Author: Steven Raichlen
Publisher: Tom Doherty
Publish Date: June 5, 2012
Source: I received a copy from the publisher; however, this did not affect my review.
Why You're Reading This Book:
- You're a fiction fan.
- You like interesting characters.
- You like vivid cities.
From Goodreads.com: "Claire Doheney, recovering from a serious illness, agrees to house-sit in an oceanfront mansion on Chappaquiddick island in Martha’s Vineyard. The New York book editor hopes to find solace, strength, and sufficient calm to finish her biography of the iconoclastic psychotherapist, Wilhelm Reich.
The last thing she expects to find is love.
Then she meets a mysterious man the locals call the Hermit. No one knows his real name or where he lives. To their mutual surprise, Claire and the stranger discover that they share a passion for cooking that soon sparks something more.
But Claire’s new friend has a terrible secret that threatens to drive them apart forever. The clock is ticking. Can Claire let love into her life once more before it's too late?"
My Two Cents:
This book is amazing! Let me just give you a little taste of what you're in for with this book:
"We're all wounded in some way," he said. "It's not what you have that makes you beautiful. It's what you've lost and still managed to go on living without."

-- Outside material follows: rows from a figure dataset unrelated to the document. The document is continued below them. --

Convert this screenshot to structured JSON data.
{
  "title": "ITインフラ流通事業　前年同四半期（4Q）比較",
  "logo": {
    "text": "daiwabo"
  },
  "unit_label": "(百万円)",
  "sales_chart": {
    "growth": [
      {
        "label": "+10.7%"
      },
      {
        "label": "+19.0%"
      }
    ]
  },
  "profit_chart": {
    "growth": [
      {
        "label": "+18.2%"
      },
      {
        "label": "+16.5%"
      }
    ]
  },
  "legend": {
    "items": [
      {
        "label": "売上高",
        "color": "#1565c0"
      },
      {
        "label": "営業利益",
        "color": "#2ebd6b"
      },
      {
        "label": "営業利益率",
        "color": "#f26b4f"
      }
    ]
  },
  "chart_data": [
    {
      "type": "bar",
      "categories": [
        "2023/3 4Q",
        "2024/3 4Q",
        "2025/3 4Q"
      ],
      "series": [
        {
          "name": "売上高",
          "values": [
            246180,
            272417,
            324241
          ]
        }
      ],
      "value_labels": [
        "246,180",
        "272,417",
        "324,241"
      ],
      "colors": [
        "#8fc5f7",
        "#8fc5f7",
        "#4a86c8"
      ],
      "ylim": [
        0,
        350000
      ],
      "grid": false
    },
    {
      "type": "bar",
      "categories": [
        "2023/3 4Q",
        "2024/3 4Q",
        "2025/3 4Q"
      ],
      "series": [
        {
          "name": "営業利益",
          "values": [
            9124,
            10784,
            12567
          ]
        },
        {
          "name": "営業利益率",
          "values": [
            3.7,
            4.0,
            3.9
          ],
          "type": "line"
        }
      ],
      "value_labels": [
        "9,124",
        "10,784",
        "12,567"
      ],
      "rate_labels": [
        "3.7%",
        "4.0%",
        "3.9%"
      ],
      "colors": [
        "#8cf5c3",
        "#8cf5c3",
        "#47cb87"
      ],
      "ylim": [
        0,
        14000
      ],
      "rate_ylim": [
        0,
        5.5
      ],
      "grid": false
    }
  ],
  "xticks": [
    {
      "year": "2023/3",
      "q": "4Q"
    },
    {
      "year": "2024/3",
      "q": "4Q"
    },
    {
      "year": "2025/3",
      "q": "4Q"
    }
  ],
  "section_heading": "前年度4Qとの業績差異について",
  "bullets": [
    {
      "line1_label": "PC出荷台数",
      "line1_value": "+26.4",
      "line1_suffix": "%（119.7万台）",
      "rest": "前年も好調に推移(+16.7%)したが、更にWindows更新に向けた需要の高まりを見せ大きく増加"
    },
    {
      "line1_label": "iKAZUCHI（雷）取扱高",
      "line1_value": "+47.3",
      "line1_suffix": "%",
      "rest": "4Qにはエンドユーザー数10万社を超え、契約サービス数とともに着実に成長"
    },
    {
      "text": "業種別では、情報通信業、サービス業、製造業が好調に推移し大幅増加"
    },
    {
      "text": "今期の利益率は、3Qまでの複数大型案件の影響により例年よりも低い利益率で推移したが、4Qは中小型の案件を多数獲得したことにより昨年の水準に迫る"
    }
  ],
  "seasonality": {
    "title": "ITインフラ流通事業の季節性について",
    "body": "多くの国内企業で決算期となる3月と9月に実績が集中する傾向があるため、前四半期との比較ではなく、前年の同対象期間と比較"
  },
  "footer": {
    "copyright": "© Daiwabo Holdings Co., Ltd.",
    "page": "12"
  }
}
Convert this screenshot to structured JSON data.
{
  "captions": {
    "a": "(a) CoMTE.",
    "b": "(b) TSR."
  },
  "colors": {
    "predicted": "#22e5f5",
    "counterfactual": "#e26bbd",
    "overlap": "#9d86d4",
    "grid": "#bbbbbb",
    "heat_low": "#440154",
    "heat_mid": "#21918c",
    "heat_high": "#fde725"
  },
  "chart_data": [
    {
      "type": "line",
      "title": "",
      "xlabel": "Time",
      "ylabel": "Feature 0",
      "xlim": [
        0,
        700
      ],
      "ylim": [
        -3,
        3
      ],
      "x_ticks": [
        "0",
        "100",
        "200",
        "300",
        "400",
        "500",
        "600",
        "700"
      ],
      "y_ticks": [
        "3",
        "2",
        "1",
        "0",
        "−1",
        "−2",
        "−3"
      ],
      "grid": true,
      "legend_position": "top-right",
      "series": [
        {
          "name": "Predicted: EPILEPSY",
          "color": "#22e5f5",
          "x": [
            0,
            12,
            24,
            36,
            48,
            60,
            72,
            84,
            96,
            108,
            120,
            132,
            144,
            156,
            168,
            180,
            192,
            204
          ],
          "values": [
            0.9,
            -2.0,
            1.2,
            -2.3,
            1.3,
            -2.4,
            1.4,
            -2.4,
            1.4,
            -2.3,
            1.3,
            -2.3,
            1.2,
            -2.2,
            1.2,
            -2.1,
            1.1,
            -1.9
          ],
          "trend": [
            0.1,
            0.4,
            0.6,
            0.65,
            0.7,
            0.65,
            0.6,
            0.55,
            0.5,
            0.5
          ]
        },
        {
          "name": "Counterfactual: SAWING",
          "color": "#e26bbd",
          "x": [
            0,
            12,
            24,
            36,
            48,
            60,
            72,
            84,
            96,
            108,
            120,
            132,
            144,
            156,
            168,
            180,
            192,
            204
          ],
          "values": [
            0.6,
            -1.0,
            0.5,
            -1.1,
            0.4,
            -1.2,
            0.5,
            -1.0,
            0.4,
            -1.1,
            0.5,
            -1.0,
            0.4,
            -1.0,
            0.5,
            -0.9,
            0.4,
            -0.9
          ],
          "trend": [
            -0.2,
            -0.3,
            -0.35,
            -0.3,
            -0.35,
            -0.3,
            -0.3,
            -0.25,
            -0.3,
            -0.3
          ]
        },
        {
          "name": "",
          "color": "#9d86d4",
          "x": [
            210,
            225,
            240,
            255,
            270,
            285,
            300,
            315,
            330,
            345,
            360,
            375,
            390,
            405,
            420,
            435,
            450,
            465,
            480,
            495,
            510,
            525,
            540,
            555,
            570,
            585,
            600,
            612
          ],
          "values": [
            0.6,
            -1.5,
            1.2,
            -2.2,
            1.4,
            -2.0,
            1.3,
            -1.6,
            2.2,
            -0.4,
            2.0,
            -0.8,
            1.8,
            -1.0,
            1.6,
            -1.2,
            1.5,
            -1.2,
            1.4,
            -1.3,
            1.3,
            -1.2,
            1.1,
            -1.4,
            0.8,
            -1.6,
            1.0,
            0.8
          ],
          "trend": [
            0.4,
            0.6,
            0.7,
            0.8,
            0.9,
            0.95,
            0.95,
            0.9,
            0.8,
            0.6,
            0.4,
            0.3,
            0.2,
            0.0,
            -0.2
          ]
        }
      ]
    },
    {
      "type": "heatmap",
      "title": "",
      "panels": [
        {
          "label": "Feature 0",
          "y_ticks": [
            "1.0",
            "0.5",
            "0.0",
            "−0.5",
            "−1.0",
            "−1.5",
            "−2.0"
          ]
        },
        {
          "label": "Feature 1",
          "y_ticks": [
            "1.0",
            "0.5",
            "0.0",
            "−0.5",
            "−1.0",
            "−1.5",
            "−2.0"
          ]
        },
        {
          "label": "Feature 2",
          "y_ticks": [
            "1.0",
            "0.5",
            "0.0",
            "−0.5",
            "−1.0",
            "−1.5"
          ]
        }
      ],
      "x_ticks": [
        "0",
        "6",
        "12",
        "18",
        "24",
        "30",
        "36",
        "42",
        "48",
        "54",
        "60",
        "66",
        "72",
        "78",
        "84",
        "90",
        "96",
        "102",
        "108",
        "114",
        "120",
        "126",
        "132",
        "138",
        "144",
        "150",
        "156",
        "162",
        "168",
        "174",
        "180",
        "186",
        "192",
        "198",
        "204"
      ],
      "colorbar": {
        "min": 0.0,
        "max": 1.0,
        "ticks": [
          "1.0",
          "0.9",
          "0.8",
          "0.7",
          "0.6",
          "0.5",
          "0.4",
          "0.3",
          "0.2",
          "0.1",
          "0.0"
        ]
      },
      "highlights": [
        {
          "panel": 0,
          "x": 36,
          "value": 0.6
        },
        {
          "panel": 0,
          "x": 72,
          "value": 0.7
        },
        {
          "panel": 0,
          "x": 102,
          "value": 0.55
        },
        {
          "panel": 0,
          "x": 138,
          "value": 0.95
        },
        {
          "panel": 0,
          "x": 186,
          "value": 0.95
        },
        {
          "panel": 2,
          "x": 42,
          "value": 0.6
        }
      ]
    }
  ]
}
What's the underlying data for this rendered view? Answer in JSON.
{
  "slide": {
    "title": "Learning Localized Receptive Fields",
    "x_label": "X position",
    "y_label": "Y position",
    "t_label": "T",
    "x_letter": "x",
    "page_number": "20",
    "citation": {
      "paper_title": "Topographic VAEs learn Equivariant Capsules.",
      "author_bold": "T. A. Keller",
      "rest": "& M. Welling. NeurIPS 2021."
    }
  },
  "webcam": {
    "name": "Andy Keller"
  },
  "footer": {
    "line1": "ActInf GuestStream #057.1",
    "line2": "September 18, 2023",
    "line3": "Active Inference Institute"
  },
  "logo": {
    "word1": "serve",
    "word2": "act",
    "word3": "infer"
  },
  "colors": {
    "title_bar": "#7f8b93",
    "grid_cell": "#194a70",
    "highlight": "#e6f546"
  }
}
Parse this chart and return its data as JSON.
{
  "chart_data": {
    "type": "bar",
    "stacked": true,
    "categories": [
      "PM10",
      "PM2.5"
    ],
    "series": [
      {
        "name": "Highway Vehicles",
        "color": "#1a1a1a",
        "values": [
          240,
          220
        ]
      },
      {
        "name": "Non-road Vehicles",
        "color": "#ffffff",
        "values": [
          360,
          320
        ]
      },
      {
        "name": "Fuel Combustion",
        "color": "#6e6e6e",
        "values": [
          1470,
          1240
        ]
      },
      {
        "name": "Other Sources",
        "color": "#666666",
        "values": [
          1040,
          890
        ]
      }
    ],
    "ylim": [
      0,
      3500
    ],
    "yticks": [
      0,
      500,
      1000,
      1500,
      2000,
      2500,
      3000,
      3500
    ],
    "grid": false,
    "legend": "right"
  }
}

How perfect is that quote? You may want to read it right now and that's okay. But there's more! This book really has a little bit of something for everyone. There's great characters (the two main characters, Claire and the Hermit, are heartbreaking and wonderful and so real). I really, really loved these characters. They're so tragic in their own way and they come together for something really beautiful. There's food! Claire and the Hermit are both wonderful cooks and make things that make you want to lick the pages just so you might get the tiniest taste of what they're cooking. There's a good love story with a great lesson. There's a mystery! See, there's really a little bit of something for everyone.
There's also a great setting. Chappaquiddick is where it's set, which before this book was only known to me as the place where Ted Kennedy had that car accident which killed a young woman. Fun fact: I have a newspaper front page from when Apollo 11 landed on the moon, which happened to be right around when Kennedy had the accident so there is a story on the same front page about that. Kind of creepy, no? Anyhow, what I love about the setting is that from the way that it is written about, you can tell that the author really knows the place. He does a great job of making it come alive.
Now I loved the story but there were a couple things that I didn't get about the story. I don't want to give anything away (you all still really, really need to read this book). First, why didn't Claire do something besides mope when she found on the big twist? I thought that she would take more action. Why didn't Sylvie try to make amends? Would you really send a letter like that? I didn't fully understand the motivations behind the characters, which took me out of the story a little bit.
That being said, this book is still pretty fabulous. This is the book that you get lost in. It's the one where you make sure you have a ton of time to devote to it because you know that you aren't going to want to stop reading it for awhile.